Plan War and The Hubbert Curve
Posted by Big Gav
ZMag has an interview with Richard Heinberg this month. Most of it has been said before, but his comments on the Natural Gas situation in North America are interesting.
Q:The Hubbert oil peak is predicted to occur in five to ten years. You’ve written that natural gas will go through the same peak in supply even sooner.
A: In North America, it’s happening right now. We’re in the middle of a natural gas crisis, but you have to read the business pages of the newspaper to find the evidence for that. Alan Greenspan has gone before Congress twice now to say that we have a big problem and that he doesn’t have the solution to it. Last summer, Energy Secretary Spencer Abraham convened a blue ribbon panel in Washington to address this. Abraham essentially, said, “Look folks, I need some short-term solutions.” The rest of the day, people from industry offered long-term partial solutions, but nothing that could make much difference in the next couple of years.
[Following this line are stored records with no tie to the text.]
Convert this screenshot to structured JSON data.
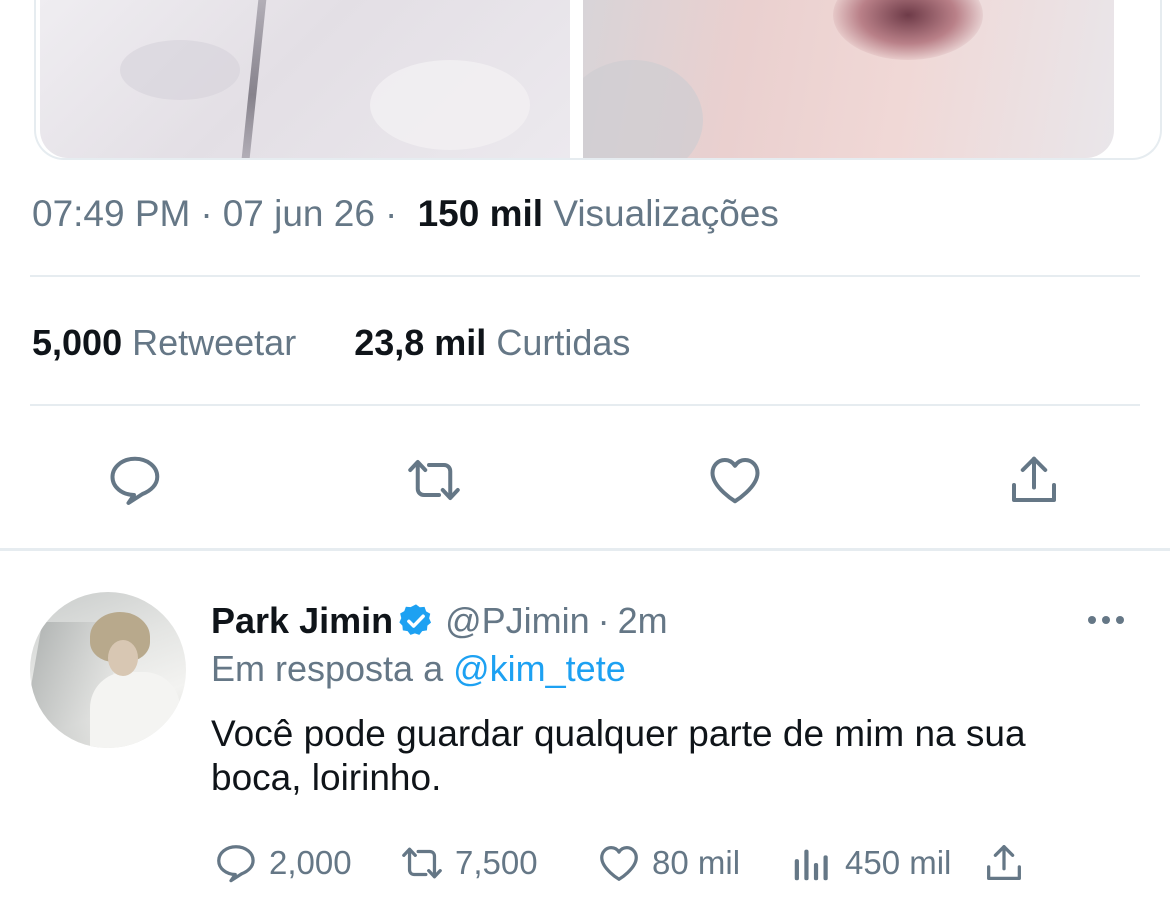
{
  "tweet": {
    "time": "07:49 PM",
    "date": "07 jun 26",
    "views_count": "150 mil",
    "views_label": "Visualizações",
    "retweets_count": "5,000",
    "retweets_label": "Retweetar",
    "likes_count": "23,8 mil",
    "likes_label": "Curtidas",
    "actions": [
      "reply-icon",
      "retweet-icon",
      "like-icon",
      "share-icon"
    ]
  },
  "reply": {
    "name": "Park Jimin",
    "handle": "@PJimin",
    "dot": "·",
    "time": "2m",
    "reply_prefix": "Em resposta a",
    "reply_mention": "@kim_tete",
    "text": "Você pode guardar qualquer parte de mim na sua boca, loirinho.",
    "reply_count": "2,000",
    "retweet_count": "7,500",
    "like_count": "80 mil",
    "views_count": "450 mil"
  },
  "colors": {
    "secondary_text": "#657786",
    "link": "#1da1f2",
    "divider": "#e6ecf0",
    "verified": "#1da1f2"
  }
}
Currently, the market is dealing with the gas shortage through what’s called “demand destruction.” That means that prices rise sufficiently—and natural gas prices are about twice what they were a year and a half ago—to drive whole industries out of the market so that the folks can heat their houses in the winter. Currently, 20 percent of the fertilizer industry in the U.S.—which uses natural gas to make ammonia-based fertilizers—is gone. Another 30 percent is closed down temporarily until gas prices go down, which they probably won’t. So around half the fertilizer industry is gone. The chemical industries and a lot of manufacturers are teetering on the brink right now because they can’t afford natural gas at current prices.
So what’s going to happen? All those industries are going to go overseas. Fertilizer will be made for us in the Middle East, Trinidad, and other places that have natural gas and then it will be shipped here. But even so, the natural gas situation is going to get worse because we’re generating a lot of our electricity with gas-fired power plants and it’s entirely possible that we may start to experience brown-outs or rolling blackouts.
Next summer is likely to be a lot worse because, as I said, there’s no short-term solution to this. The U.S. has already peaked in natural gas production and Canada—we’ve been importing 16 percent of our natural gas from Canada—has peaked this year too. They’re forecasting that their natural gas production will be down 3 percent from last year.
So we’re looking at a big problem and it’s not going to be solved by importing liquefied natural gas in tankers. That will help, but it’s expensive and years are required to build all the new tankers, the new special off-loading terminals, etc. The natural gas industry’s solution is to get more permits from the government to drill in Colorado, offshore, etc., but it’s unlikely that enough natural gas will be found in those places to make that much of a difference. In Colorado, there’s coal-bed methane, which causes huge environmental problems to extract. Offshore of California and Florida, the estimates of what’s actually there are not all that encouraging.